Be resilient in-spite of it...

The past year has been one of growth and opportunity. I have learned a lot about myself and the people I have chosen to be in my life. You never really know people until shit goes south.

I have been fortunate to have some key people in my life that are down for anything. 

I have been working lately to make my house a home. To bring the things my parents left behind together in such a way that I can incorporate their memories into my kid's lives. Sometimes I fail miserably. I have been trying to understand what it means to get up and try again. I feel like I have done this so much in my life but I never really spend the time to understand what it means. 

Resilience is not for the faint of heart. I never would have thought it was for me. I was always to finicky, the one who bailed out when things got hard. Hell I still do that from time to time. When things get serious I take the opportunity to move on. I think it comes from moving around so much as a kid. I went to 13 different elementary schools. Always leaving behind the people and places I came to know. It wasn't all bad. Just tough to have any staying power when your very foundation was built on leaving. 

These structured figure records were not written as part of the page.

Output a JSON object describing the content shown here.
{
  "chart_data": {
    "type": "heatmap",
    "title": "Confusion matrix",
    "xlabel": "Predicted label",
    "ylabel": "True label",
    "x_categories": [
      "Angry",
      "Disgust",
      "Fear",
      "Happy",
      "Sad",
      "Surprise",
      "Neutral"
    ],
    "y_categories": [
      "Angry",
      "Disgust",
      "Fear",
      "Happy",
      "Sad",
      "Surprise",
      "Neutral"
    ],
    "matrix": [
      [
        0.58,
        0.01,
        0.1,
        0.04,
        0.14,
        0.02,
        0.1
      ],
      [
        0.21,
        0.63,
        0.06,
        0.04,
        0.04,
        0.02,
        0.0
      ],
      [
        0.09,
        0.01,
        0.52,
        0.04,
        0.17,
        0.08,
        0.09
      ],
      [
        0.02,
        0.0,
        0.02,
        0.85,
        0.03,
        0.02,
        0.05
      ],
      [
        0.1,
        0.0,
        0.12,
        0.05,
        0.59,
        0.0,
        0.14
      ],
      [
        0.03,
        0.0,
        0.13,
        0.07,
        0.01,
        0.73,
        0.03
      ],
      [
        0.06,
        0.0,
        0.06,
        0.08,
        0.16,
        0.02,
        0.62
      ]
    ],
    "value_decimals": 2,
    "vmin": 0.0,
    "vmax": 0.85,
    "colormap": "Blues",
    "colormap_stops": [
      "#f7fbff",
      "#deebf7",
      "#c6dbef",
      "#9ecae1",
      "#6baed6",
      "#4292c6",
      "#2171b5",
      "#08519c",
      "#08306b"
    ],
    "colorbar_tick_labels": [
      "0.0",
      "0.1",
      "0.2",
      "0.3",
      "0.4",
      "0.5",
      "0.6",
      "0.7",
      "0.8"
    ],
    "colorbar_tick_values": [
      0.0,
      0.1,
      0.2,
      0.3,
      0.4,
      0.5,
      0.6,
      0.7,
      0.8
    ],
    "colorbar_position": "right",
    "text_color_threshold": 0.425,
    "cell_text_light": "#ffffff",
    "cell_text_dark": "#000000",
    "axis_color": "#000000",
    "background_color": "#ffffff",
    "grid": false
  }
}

It also gave me a love of traveling. Gave me a chance to see many different places. 

I have a big girl job now and am trying very hard to grow as a person. I want to teach my kids what it means to have family. Let them know that they don't have to runaway from the things that shake them. This life will kick you when you're down. It will push you to the breaking point and lead you to your last breathe. The darkness is where you grow. Where you learn about yourself. The darkness can swallow you but only if you let it. I want to teach my kids how the darkness can help them to see the light. 

They grow so fast. The time to teach them is limited. I struggle with these things as well. It is difficult to teach them what I have not yet learned myself, but I want better for them. I have to try.